A senior UN official has said that teachers and other UN staff working in Gaza fear they are now targets after an Israeli air strike hit a school-turned-shelter in the territory this week.
Wednesday's strike on the UN-run Al Jawni School in central Gaza, which is housing displaced Palestinians, killed 18 people. including six employees of the United Nations Agency for Palestinian Refugees (UNRWA).
It was the deadliest single incident for the agency in more than 11 months of war and drew international condemnation.
"One colleague said that they're not wearing the UNRWA vest anymore because they feel that that turns them into a target," UNRWA senior deputy director Sam Rose told AFP on Saturday after visiting the shelter in Nuseirat.
"Another one said that that morning, their children had stopped them from coming into the shelter," he said in an online interview from Gaza.
The colleagues were gathering for a post-work meal in a classroom when the strike flattened part of the building, leaving only a charred heap of rebar and concrete.
"A son of one of the staff had brought a meal into the building," Rose said, adding the group then debated whether to eat it in the principal's office before settling on what appeared to be a classroom decorated with pictures of scientists.

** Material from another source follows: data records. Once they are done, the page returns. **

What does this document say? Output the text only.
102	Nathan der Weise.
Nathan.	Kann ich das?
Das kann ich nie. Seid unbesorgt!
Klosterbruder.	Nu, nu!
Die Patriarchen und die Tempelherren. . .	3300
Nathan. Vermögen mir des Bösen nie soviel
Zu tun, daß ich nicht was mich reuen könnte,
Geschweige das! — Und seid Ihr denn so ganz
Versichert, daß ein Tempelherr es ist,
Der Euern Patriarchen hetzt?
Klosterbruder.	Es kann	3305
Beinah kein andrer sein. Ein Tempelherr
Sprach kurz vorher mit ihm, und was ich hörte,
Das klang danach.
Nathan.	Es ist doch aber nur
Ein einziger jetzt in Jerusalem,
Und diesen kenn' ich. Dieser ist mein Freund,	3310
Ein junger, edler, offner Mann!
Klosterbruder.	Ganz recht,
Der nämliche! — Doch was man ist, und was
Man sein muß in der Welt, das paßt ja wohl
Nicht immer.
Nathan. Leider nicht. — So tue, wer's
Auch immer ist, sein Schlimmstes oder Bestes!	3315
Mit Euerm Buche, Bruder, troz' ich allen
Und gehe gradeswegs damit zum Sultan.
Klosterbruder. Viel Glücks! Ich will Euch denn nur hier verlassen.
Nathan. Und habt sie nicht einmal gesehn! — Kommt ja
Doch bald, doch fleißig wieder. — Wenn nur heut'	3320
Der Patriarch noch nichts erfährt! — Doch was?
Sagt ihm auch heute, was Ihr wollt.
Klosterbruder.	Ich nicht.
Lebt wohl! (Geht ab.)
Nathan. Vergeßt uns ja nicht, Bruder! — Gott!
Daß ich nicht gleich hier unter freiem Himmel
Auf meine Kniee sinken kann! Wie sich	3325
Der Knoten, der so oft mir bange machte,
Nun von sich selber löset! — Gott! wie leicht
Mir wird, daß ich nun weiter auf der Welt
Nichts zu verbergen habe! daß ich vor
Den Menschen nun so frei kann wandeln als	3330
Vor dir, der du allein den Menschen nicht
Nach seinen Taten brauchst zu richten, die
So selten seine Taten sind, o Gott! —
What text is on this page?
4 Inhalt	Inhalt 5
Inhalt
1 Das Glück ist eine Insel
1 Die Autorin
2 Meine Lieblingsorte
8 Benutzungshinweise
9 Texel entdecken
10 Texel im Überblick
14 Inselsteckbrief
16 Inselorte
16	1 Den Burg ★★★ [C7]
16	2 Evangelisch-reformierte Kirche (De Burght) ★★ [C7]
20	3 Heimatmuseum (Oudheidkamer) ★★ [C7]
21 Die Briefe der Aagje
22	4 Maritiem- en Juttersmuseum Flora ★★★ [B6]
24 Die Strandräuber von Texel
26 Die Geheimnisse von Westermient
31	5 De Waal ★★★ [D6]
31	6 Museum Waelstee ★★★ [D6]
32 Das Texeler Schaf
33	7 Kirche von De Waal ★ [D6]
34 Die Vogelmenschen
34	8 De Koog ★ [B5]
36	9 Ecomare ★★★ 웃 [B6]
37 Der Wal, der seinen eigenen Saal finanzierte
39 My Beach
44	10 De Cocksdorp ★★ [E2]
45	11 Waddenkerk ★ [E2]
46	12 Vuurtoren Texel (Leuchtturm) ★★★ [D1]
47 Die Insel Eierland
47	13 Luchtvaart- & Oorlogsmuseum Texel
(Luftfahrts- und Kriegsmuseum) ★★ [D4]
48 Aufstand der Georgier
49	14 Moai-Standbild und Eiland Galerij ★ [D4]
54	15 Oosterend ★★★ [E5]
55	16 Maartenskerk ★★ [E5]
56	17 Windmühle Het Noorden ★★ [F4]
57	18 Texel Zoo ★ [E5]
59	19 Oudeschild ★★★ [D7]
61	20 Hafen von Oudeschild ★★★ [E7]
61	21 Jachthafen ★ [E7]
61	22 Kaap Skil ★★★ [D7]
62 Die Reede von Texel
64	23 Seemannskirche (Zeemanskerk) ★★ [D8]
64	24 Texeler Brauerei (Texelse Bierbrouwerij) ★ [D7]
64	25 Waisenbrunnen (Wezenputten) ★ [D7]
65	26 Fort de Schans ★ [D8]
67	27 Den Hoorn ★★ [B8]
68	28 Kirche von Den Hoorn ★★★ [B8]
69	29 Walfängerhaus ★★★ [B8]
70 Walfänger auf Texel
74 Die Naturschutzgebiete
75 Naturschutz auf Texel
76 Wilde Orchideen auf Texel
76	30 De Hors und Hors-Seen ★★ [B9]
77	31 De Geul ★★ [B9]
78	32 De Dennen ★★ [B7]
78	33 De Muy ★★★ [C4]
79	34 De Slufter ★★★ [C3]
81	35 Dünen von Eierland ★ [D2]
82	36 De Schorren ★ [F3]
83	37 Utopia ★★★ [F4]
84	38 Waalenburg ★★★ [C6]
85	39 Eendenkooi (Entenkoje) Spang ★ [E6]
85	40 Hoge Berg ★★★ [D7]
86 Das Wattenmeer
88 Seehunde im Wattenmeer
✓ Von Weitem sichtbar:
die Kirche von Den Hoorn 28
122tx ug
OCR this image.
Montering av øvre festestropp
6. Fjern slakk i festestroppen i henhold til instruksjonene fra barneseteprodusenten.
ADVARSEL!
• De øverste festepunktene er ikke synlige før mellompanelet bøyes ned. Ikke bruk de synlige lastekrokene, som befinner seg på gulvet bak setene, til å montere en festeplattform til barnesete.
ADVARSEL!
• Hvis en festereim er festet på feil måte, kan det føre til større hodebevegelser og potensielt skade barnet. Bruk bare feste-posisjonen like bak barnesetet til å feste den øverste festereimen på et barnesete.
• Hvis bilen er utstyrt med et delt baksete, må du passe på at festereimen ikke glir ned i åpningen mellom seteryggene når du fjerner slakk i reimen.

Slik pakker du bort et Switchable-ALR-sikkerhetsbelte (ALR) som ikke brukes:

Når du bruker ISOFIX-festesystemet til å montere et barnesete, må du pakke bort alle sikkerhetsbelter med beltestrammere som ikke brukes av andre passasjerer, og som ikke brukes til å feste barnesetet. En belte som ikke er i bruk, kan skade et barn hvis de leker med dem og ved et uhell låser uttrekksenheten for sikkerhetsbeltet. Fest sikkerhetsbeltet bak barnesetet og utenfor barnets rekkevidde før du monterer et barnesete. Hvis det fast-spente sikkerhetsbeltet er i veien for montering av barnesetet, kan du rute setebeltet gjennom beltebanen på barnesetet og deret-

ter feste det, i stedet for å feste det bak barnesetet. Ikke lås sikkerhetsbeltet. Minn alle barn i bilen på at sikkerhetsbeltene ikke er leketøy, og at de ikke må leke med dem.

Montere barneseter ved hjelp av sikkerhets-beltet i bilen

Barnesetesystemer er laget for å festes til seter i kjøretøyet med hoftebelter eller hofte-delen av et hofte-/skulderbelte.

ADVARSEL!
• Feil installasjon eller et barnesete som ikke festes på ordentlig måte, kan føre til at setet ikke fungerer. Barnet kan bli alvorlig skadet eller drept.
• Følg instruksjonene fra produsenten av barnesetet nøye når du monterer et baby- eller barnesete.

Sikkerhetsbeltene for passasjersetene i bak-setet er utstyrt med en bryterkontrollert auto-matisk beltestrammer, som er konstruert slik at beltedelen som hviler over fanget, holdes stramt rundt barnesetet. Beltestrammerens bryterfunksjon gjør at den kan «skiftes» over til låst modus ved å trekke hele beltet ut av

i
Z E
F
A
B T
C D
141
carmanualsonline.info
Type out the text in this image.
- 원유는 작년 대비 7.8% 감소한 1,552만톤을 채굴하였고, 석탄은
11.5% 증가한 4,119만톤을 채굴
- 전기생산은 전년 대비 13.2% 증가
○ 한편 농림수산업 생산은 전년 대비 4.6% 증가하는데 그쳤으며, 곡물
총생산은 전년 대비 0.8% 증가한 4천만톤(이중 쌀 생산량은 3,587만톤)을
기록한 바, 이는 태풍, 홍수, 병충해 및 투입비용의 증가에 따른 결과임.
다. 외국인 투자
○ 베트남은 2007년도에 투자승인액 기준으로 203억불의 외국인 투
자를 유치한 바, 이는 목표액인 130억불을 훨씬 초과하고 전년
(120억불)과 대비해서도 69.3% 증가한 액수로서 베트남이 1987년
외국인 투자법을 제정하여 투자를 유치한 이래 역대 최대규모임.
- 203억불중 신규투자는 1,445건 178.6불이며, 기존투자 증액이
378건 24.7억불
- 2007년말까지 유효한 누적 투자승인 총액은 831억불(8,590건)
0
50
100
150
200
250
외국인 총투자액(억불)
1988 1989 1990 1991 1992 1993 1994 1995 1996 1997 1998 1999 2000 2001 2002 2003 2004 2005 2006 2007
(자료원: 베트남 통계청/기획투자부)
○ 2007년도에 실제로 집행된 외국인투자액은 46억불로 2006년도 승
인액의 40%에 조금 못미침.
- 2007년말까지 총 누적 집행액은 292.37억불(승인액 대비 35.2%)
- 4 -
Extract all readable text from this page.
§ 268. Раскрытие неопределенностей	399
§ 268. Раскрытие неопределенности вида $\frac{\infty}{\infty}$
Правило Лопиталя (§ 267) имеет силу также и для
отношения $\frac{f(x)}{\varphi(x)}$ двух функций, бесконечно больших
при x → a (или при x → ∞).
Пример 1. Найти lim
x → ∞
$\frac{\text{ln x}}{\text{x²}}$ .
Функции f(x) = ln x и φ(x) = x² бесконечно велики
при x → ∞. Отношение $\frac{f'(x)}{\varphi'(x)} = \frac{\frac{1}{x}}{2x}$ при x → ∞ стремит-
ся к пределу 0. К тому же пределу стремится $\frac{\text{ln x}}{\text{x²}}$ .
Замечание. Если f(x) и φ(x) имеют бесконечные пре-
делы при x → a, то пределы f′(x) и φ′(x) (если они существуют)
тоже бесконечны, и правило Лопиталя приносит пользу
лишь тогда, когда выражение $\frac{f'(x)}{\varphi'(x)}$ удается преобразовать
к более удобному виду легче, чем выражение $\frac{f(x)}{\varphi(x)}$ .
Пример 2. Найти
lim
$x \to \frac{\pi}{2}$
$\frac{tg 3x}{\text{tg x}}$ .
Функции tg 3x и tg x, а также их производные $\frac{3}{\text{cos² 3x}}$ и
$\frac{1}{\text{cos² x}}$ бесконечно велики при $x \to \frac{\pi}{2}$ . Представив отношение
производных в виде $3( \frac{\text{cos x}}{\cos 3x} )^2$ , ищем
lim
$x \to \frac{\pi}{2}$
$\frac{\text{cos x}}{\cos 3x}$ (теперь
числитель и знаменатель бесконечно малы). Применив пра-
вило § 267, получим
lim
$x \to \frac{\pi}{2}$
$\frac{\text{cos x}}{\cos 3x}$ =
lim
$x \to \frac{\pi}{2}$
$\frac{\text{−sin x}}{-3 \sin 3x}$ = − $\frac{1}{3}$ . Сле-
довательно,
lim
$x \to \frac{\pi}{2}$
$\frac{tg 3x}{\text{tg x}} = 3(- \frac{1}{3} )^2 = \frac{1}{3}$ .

"They were eating when the bomb hit."
The Israeli military claimed it had conducted a "precise strike" on Hamas within the school grounds.
'Fear and anger'
The Israeli military published what it said was a list of nine Hamas fighters killed in the Nuseirat strike, including three it said were employees of UNRWA.
Rose said such statements further battered morale among UN staffers still at the school, where thousands have sought shelter from a war that has displaced nearly all of Gaza's 2.4 million population at least once.
"They were particularly angry by the allegations that had been made as to the involvement of their colleagues," Rose said.
"They felt that this was a stain on the memory of dear colleagues, dear friends," he added, describing the mood as "bereft" and "desperate".
On Friday, UNRWA announced one of its employees was killed during an Israeli raid in the occupied West Bank, the first such death in the territory in more than a decade.
UNRWA has more than 30,000 employees in the Palestinian territories and elsewhere.